# Problem Solving

## Introduction

• Problem solving is a crucial aspect of numerical methods, requiring clear understanding of mathematical concepts and techniques.
• Effective problem solving involves a mix of analytical, numerical and graphical methods, as well as appropriate use of technology.

## Problem Solving Process

• Start by understanding the problem: Identify what’s known, what needs to be found, and any constraints or conditions.
• Formulate a mathematical model: This could involve formulating equations, setting up calculation sequences, or devising appropriate diagrams or visualisations.
• Solve the problem: Apply relevant methods or techniques, considering the context and the nature of the problem.
• Interpret the solution: Make sure the solution makes sense in the context of the problem and check if it’s reasonable in terms of magnitude, direction, etc.
• Always reflect on the problem-solving process: Identify effective strategies and consider alternative approaches.
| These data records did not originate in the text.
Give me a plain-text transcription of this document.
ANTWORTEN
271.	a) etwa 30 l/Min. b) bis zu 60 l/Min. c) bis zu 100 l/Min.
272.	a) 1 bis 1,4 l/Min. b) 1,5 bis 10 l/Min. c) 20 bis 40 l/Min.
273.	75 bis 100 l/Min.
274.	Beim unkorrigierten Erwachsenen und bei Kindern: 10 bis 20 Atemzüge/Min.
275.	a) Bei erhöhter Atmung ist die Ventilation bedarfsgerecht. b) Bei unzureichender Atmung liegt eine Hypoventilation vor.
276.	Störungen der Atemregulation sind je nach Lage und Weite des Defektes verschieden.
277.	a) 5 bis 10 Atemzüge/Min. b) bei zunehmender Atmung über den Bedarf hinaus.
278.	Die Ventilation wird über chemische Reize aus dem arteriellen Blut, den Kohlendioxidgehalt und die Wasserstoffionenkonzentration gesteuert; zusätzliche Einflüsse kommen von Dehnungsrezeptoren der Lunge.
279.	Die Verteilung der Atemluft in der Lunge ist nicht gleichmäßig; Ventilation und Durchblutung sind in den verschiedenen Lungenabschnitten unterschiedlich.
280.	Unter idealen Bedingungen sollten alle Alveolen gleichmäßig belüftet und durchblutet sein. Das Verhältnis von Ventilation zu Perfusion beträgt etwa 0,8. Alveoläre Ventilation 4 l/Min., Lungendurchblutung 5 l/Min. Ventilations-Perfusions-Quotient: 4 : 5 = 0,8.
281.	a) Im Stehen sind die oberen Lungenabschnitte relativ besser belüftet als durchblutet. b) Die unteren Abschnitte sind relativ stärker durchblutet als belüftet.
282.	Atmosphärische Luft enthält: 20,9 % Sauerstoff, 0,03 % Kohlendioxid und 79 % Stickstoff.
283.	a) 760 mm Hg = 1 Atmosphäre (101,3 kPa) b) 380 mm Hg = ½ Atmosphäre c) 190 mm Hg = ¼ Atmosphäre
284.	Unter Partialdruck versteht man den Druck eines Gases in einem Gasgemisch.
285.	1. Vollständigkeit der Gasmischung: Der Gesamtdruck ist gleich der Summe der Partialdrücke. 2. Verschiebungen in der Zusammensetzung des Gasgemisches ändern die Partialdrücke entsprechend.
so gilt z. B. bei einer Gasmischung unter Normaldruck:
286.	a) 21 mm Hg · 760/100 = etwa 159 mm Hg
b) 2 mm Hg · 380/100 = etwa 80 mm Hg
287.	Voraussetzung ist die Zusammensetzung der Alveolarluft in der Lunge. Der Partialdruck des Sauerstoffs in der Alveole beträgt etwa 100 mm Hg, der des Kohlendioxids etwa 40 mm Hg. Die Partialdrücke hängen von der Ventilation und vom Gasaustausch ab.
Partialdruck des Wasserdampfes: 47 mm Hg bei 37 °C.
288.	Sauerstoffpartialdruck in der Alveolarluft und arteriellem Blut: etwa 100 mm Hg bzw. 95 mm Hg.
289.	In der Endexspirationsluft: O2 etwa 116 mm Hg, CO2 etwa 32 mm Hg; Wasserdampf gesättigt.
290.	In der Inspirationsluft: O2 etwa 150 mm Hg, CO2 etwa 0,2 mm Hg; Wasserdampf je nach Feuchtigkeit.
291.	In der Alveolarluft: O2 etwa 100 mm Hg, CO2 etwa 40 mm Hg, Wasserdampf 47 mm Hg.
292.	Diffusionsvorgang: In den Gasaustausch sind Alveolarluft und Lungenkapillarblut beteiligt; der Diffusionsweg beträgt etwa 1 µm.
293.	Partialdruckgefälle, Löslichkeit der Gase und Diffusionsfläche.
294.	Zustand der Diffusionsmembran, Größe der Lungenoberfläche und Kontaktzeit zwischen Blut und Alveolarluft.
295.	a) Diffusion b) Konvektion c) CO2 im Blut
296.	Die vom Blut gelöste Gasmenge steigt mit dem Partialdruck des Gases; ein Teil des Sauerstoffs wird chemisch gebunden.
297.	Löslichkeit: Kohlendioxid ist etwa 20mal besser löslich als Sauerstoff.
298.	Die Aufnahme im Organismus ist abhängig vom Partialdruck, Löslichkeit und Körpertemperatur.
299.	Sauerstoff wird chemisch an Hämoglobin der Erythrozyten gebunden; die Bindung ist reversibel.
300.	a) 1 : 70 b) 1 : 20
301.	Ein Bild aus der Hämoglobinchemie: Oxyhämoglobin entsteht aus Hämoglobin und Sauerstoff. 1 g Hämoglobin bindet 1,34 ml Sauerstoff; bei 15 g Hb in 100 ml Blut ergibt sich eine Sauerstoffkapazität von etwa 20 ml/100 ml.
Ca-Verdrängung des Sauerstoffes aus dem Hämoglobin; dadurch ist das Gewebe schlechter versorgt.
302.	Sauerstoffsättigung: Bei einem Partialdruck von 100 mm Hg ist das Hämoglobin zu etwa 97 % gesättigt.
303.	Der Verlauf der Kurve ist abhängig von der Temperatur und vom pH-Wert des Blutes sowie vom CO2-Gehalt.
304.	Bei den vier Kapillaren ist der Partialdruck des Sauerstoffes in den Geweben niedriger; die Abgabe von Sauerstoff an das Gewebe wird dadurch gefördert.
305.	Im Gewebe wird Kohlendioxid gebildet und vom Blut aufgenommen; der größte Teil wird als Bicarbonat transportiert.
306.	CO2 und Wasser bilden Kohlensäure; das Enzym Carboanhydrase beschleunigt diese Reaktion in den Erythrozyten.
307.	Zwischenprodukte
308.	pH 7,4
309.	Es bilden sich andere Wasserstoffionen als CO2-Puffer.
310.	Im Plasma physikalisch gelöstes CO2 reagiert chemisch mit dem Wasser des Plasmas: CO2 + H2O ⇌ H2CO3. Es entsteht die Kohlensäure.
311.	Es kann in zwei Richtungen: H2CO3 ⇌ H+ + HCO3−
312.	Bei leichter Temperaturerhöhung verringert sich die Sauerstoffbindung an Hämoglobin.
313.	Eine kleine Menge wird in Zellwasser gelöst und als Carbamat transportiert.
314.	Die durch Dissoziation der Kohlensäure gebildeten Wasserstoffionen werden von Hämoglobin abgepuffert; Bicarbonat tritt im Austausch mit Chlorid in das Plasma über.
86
## Key Techniques in Problem Solving

• Dialogue and Discussion: Tackling complex problems often requires discussion with peers or teachers to generate ideas and clarify understanding.
• Sketching and Diagrams: Help to visualise a problem, making it easier to grasp the underlying concepts.
• Approaches to Equations: Knowing when to apply specific techniques to solve equations, like iterative methods, simplification, substitution or rearrangement, is vital.
• Hypothesis Testing: Useful in checking the validity of a solution or predicting its behaviour.
• Using Technology: Tools like graphic calculators, spreadsheet software or specific mathematical software allow for manipulation and visualisation of data and equations.

## Common Challenges in Problem Solving

• Ambiguity or vagueness: In real-world problems, information may be incomplete or unclear, and part of the challenge is to cope with and make sense of such uncertainty.
• Complexity and multidimensionality: Problems may involve several unknowns or require a combination of different methods or techniques.
• Computational errors: Watch out for mistakes in calculations. Use tools like calculators or software to avoid such errors.
• Misinterpretation of solution: Always reflect on whether the solution is reasonable and makes sense in the context of the problem.

## Importance of Problem Solving

• Problem solving is key to the application of mathematics in real-world situations and is integral to advanced studies in mathematics and related disciplines.
• It enhances critical thinking, analytical skills, creativity and adaptability, important attributes in further studying and careers in STEM fields.